Thema:
- Welche Versorgungsspannung wird für die Steuerung benötigt um einen Motor bis zu einer durch die Anwendung vorgegebenen Maximaldrehzahl zu betreiben?
Ausgangslage:
Für eine spezifische Anwendung ist ein Motor ausgewählt und die anwendungsseitigen Anforderungen betreffend der benötigten Maximaldrehzahl im Betrieb sind festgelegt. Es stellt sich nun die Frage, welche Versorgungsspannung für die Leistungsendstufe der Steuerung notwendig ist damit der Motor im Betrieb zuverlässig die geforderte Maximaldrehzahl auch unter Last und bei dynamischen Beschleunigungsvorgängen erreichen kann?
Lösung:
Die maximal erreichbare Drehzahl eines Motors ist direkt von der Spannung an den Motorwicklungen und der sogenannten "Drehzahlkonstante", die im Motordatenblatt spezifiziert wird, abhängig. Die Versorgungsspannung der Steuerung muss dabei jedoch höher sein als die Motorspannung, die auf Basis der "Drehzahlkonstante" berechnet wird.
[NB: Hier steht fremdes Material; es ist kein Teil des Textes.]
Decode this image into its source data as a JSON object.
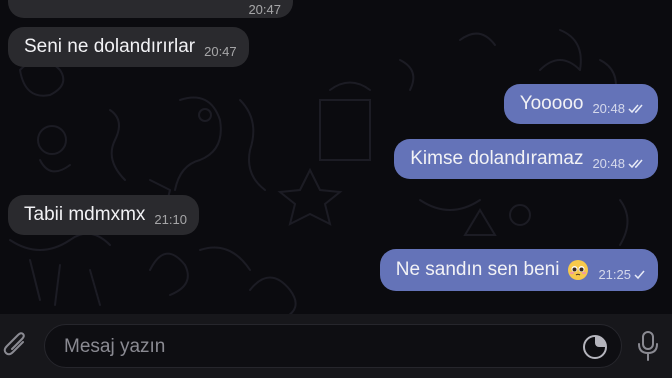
{
  "messages": [
    {
      "text": "",
      "time": "20:47",
      "dir": "in"
    },
    {
      "text": "Seni ne dolandırırlar",
      "time": "20:47",
      "dir": "in"
    },
    {
      "text": "Yooooo",
      "time": "20:48",
      "dir": "out",
      "status": "double-check-icon"
    },
    {
      "text": "Kimse dolandıramaz",
      "time": "20:48",
      "dir": "out",
      "status": "double-check-icon"
    },
    {
      "text": "Tabii mdmxmx",
      "time": "21:10",
      "dir": "in"
    },
    {
      "text": "Ne sandın sen beni",
      "emoji": "pleading-face-emoji",
      "time": "21:25",
      "dir": "out",
      "status": "single-check-icon"
    }
  ],
  "composer": {
    "placeholder": "Mesaj yazın",
    "icons": [
      "attach-icon",
      "sticker-icon",
      "microphone-icon"
    ]
  },
  "colors": {
    "background": "#0b0b0f",
    "incoming_bubble": "#2a2a2e",
    "outgoing_bubble": "#6473b8",
    "composer_bar": "#17171b"
  }
}
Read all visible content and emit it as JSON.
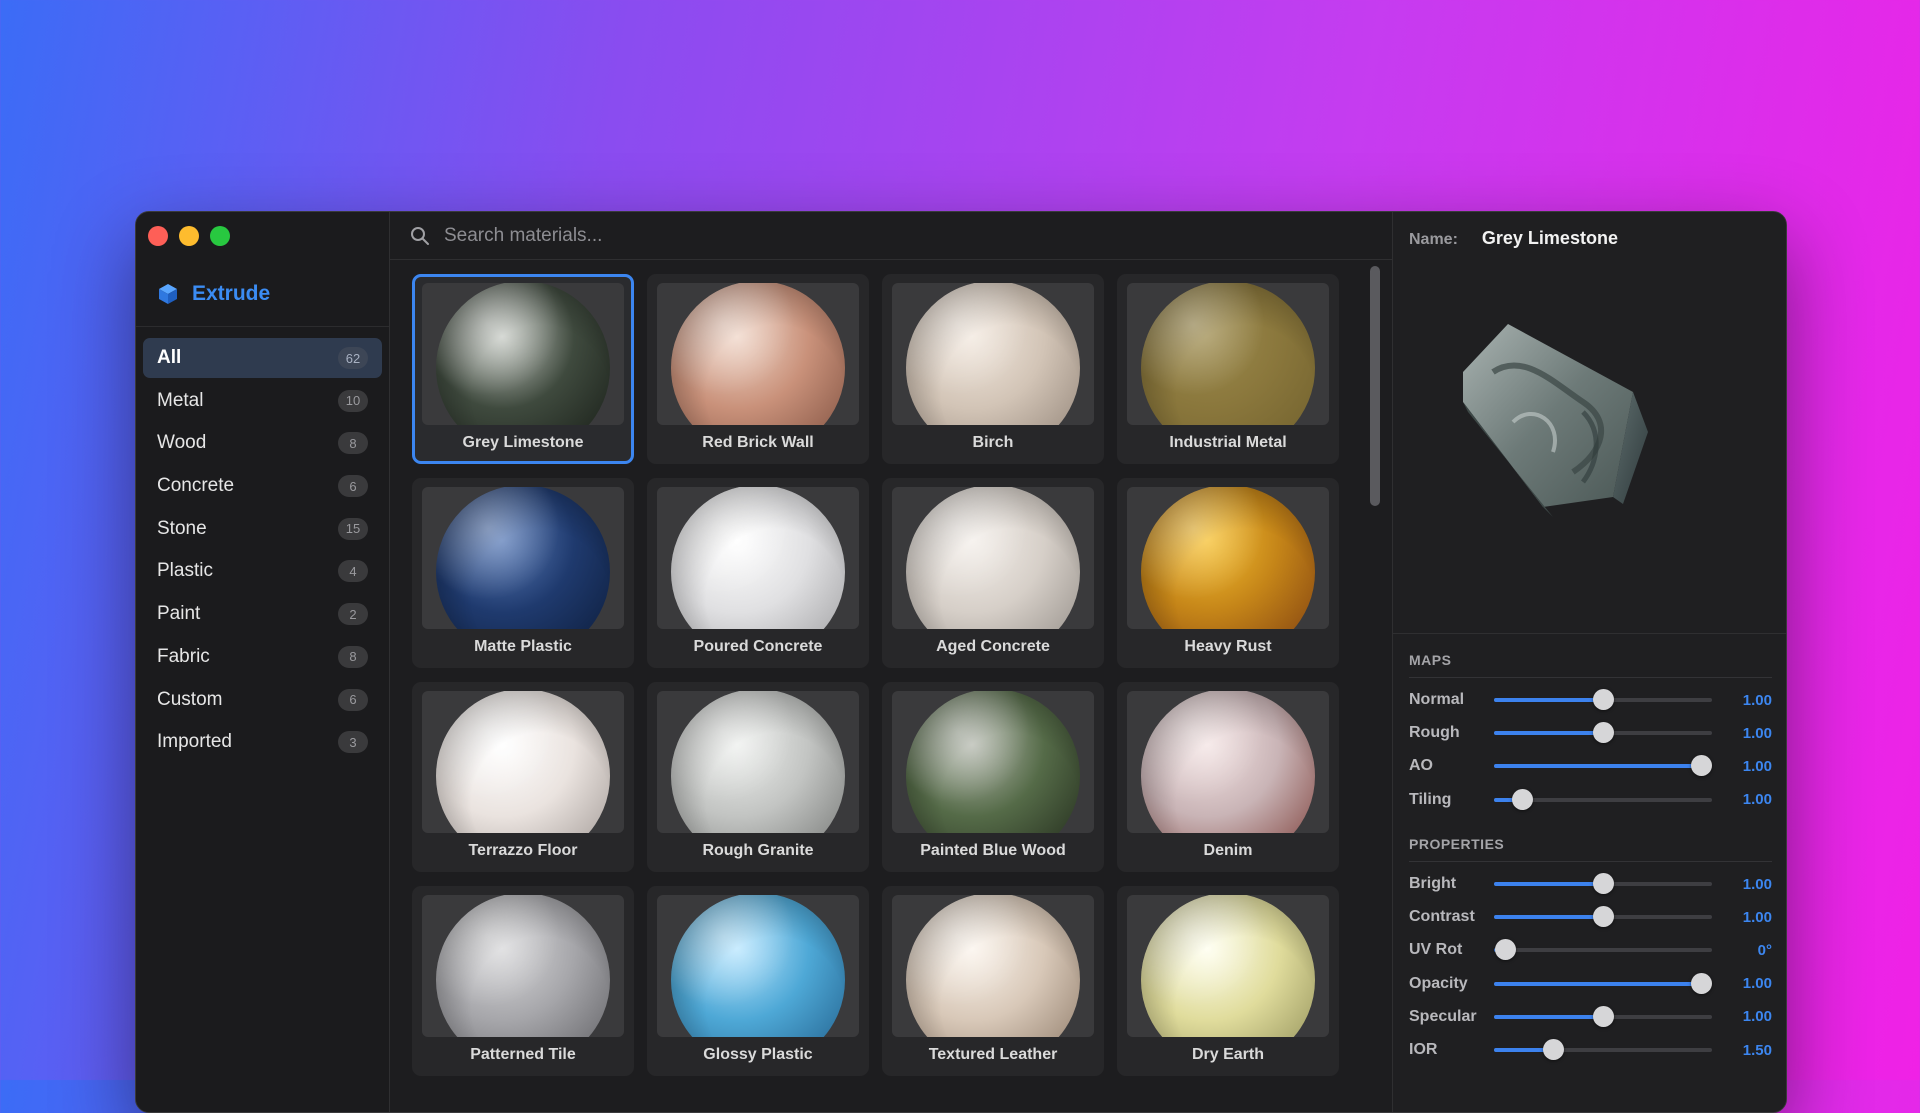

Die sogenannte "Nennspannung" einer Motorwicklung ist kein Grenzwert. Die Motorspannung und auch die Versorgungsspannung der Steuerung muss je nach Drehzahlanforderungen eventuell höher gewählt werden als die im Motordatenblatt spezifizierte "Nennspannung". Die Steuerung reduziert das Spannungsniveau am Motor (über den sogenannten "PWM Duty Cycle") dann entsprechend den Drehzahl- und Lastanforderungen des aktuellen Arbeitspunkts.
Prinzipiell gilt es zu beachten, dass bei der geforderten Drehzahl keine spezifizierten mechanischen Grenzwerte wie zum Beispiel die "Max. Drehzahl" des Motors oder die "Max. Eingangsdrehzahl" von Getrieben oder Spindeln überschritten werden.
In der Praxis sind die folgenden Aspekte bei der Abschätzung der benötigten Versorgungsspannung einer Steuerung basierend auf den Motordrehzahl- und Drehmomentanforderungen einer Anwendung zu berücksichtigen:
Erforderliche Motorspannung
Die erforderliche Motorspannung (d.h. die "Max. Ausgangsspannung" der Steuerung) hängt von der "Drehzahlkonstante" des Motors ab, welche die Leerlaufdrehzahl pro Volt der Motorspannung spezifiziert. Bei einer gegebenenen fixen Spannung reduziert sich die Drehzahl jedoch mit zunehmendem Drehmoment entsprechend der "Kennliniensteigung" (= "Speed / torque gradient") des Motors. Welche Motorspannung benötigt wird ist durch die Arbeitspunkte des Motors in der Anwendung bestimmt. Unter Arbeitspunkten versteht man jeweils den Zusammenhang zwischen der geforderten Drehzahl und den benötigten verschiedenen Drehmomenten. Der grösste Drehzahl- und Drehmomentwert tritt dabei typischerweise am Ende einer Beschleunigungsphase auf. Die Motorspannung muss hier ausreichend sein um diesen "extremsten" Arbeitspunkt zuverlässig zu erreichen. Die hierfür notwendige minimale Motorspannung kann wie folgt berechnet werden:
Minimale (theoretisch) erforderliche Motorspannung
= ("Max. Drehzahl" + ("Max. Drehmoment" x "Kennliniensteigung")) / "Drehzahlkonstante"
- Max. Drehzahl [U/Min]:
Maximale benötigte Motordrehzahl aufgrund der Anwendungsanforderungen. - Max. Drehmoment [mNm]:
Maximal benötigtes Motordrehmoment aufgrund der Anwendungsanforderungen, z.B. um das Lastträgheitsmoment zu beschleunigen. - Kennliniensteigung [(U/Min)/mNm]: siehe Motordatenblatt
- Drehzahlkonstante [(U/Min)/V]: siehe Motordatenblatt
- Minimale erforderliche Motorspannung [V]:
Diese berechnete Motorspannung ist der Minimalwert und reicht nur aus um bei dem extremsten Arbeitspunkt der Anwendung die Drehzahl zu erreichen jedoch ohne Reserven zu bieten.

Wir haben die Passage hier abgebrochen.